Why Do Clocks Run Clockwise?
When someone says to pass papers clockwise, you (hopefully) know exactly what they're talking about. Pass those papers to the left. It's engrained enough that it'd be easy to not realize there's a reason clocks run clockwise. If you asked your dad as a kid he might have said, "They move that way because they do. Go clean your room." That's not very helpful, but it's not entirely inaccurate.
The Today I Found Out YouTube channel has endeavored to explain this basic bit of knowledge we take for granted. And while the answer is kind of "just because," the channel contextualizes how we got to that point where the direction was just commonly accepted.
A big part of the reason clock hands move in the direction they do is because of the direction the Earth rotates, as well as the fact that a significant portion of civilization happened to develop in the Northern Hemisphere.
The video goes into detail, but the big nugget here is about sundials.
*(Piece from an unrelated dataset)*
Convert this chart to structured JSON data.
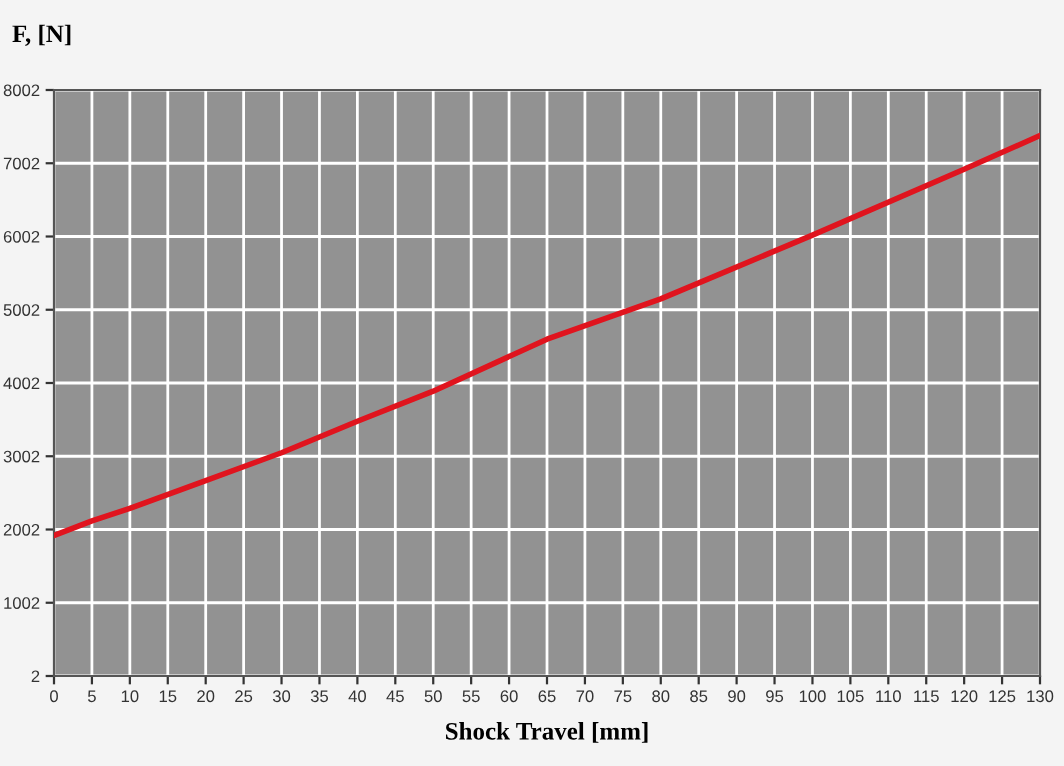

If you jab a stick into the ground to make a sundial (with the stick serving as the sundial's gnomon) in a Northern Hemisphere country like Egypt, the shadow you'd tell time by moves in a clockwise direction. That's due to the rotation of the Earth. If you made the same sundial in South Africa, located in the Southern Hemisphere, the shadow would move counterclockwise.
As clock technology progressed and moved away from sundials, the hands of a clock continued to move in a clockwise direction. That's what everyone was used to. It made sense instantly because people were familiar with the sundial. So, if anyone every asks you why clocks run clockwise, feel free to say "just because they do." You'll be right, more or less.